Milestones in Huntington's Disease Research
1872
In a case study of Long Island families with a movement disorder, George Huntington described the clinical features of the disease that now bears his name and identified it as a genetic disorder.
1911
Alois Alzheimer described the pathological changes that occur in the striatum and cortex of Huntington's patients.
1983
Marcy MacDonald, James Gusella, and colleagues map the HD gene to chromosome 4.
1986
Joseph Martin, Susan Folstein, and Jason Brandt develop a linkage test for HD gene carriers (the old 'marker' test).
1993
The Huntington's Disease gene was discovered by the HD Collaborative research group. Individuals at risk for the disease could now seek predictive testing and clinical diagnoses could be confirmed. The isolation of the gene prompts a dramatic increase in HD research.
1993
The Huntington Study Group is founded.
1996
Gillian Bates develops the first transgenic Huntington's Disease mouse model of the disease. This lead to insights into the disease that were confirmed in HD patients and allowed preclinical testing of potential treatments.
1997
The HDSA inaugurates its Coalition for the Cure [link]
1999
The first therapeutic intervention in a transgenic HD mouse, minocycline, slows progression and prolongs life.
2001
The results of the first Phase III clinical trial, CARE-HD, are announced.

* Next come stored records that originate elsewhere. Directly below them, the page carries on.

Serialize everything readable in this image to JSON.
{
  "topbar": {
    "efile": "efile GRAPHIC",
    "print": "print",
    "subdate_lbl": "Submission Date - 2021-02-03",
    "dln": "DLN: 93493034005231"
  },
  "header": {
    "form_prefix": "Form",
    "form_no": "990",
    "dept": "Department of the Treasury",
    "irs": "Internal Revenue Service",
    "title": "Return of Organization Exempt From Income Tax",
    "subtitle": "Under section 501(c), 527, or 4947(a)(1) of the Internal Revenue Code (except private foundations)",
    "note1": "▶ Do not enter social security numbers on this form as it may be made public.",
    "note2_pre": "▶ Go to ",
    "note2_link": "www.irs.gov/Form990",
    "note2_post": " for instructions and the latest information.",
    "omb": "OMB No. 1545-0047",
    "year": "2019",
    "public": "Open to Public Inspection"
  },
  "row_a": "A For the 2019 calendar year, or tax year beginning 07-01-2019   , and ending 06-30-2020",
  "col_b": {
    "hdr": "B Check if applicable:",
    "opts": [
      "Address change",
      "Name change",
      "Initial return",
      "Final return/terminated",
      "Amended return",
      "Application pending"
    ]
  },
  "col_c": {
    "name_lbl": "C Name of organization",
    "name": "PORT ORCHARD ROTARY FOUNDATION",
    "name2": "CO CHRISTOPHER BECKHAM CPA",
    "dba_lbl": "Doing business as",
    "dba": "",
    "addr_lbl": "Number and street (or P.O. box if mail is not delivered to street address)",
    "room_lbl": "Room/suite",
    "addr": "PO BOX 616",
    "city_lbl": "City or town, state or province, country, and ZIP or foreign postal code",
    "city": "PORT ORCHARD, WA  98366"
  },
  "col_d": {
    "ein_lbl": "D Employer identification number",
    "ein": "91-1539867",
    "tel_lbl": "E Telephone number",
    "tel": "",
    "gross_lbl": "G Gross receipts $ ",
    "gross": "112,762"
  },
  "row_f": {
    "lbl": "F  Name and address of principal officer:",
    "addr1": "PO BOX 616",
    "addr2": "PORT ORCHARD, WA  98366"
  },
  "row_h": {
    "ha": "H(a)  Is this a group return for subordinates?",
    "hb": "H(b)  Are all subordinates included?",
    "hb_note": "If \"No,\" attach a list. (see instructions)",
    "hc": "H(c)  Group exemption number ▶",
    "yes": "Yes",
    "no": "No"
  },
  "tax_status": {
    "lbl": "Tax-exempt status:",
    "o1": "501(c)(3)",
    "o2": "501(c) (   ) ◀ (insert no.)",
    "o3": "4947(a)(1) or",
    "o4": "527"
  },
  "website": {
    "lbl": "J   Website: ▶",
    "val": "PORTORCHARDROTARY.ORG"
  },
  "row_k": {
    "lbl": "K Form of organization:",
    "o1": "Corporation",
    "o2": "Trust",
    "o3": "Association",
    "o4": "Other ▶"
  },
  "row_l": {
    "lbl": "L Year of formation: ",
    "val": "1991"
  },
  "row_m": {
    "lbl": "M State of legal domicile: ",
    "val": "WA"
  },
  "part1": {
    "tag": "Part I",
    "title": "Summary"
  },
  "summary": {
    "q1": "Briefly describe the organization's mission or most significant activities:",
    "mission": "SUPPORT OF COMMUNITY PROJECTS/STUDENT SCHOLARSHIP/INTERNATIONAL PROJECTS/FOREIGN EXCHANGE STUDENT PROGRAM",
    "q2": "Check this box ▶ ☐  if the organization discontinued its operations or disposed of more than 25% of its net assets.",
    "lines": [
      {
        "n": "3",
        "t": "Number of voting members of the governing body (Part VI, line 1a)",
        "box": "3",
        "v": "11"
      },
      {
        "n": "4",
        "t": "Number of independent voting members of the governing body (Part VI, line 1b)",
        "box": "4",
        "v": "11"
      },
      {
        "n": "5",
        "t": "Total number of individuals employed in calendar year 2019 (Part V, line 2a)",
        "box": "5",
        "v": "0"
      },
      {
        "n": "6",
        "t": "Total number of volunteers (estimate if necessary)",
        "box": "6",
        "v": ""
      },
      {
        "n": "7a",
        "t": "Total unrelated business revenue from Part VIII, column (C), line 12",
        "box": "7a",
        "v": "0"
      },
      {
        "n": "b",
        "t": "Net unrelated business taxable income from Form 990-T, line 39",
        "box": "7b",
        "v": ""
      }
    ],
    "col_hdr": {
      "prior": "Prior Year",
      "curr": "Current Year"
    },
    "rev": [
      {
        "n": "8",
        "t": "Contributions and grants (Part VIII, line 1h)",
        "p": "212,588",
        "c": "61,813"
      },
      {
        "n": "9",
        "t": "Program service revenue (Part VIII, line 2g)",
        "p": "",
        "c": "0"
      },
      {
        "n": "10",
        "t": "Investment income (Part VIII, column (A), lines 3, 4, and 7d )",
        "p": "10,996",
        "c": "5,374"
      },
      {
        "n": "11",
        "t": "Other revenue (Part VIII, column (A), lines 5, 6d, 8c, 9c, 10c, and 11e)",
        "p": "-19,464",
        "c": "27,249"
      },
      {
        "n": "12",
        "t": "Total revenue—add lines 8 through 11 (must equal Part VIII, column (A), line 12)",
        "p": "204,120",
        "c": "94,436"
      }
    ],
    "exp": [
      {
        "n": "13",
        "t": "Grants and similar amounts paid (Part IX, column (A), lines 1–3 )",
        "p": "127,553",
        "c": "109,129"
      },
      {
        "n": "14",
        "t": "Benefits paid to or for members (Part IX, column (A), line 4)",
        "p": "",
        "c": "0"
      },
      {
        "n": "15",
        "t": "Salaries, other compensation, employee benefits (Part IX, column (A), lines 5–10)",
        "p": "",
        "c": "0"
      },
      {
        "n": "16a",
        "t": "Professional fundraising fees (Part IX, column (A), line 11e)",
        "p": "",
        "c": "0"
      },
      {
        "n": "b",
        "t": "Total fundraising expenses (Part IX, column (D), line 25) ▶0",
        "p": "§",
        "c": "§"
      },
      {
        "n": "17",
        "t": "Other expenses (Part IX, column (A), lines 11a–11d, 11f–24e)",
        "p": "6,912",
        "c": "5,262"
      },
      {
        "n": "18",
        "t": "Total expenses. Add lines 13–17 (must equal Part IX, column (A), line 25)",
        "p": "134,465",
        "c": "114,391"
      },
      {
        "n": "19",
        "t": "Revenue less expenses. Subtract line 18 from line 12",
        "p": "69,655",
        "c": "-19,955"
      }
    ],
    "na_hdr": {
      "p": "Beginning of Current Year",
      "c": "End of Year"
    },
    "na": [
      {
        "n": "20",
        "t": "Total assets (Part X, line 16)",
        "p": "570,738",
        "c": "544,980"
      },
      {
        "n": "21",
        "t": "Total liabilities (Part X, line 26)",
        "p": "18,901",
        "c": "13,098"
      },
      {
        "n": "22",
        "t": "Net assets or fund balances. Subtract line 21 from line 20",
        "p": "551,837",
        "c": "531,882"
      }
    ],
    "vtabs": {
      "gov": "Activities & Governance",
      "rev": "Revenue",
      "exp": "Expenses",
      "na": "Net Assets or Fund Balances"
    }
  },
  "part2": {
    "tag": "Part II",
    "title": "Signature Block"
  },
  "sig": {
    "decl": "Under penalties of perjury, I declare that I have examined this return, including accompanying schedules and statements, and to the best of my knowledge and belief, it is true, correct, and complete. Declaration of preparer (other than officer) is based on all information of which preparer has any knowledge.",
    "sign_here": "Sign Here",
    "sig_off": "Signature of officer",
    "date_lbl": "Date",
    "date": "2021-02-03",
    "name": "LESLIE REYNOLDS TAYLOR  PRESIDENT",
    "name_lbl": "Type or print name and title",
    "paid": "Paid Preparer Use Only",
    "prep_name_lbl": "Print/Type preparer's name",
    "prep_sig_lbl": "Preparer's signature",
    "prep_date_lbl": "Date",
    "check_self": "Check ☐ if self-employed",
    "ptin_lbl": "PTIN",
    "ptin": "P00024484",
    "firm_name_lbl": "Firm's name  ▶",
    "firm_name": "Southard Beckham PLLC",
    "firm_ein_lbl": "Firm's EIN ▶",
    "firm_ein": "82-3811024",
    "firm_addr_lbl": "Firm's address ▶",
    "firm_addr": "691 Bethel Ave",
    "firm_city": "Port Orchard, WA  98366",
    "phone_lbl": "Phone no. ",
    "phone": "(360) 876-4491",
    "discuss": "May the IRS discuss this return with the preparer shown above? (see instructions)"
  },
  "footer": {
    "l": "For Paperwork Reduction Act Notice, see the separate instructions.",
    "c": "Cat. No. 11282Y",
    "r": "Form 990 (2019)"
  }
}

Although the trial did not result in the approval of a treatment, there was a trend towards a slowing of progression in the patient group that received CoQ10. A new Phase III trial of higher dose CoQ10 is now recruiting.
2005
Robert Ferrante and colleagues show the value of the HD cocktail approach by achieving additive therapeutic effects for minocycline and CoQ10 in a transgenic mouse.
2005
CHDI is founded as a virtual translational research organization. Dr. Robert Pacifici is hired as its Chief Scientific Officer; he presents a strategic plan for the development of treatments to the HD community at the HDSA convention.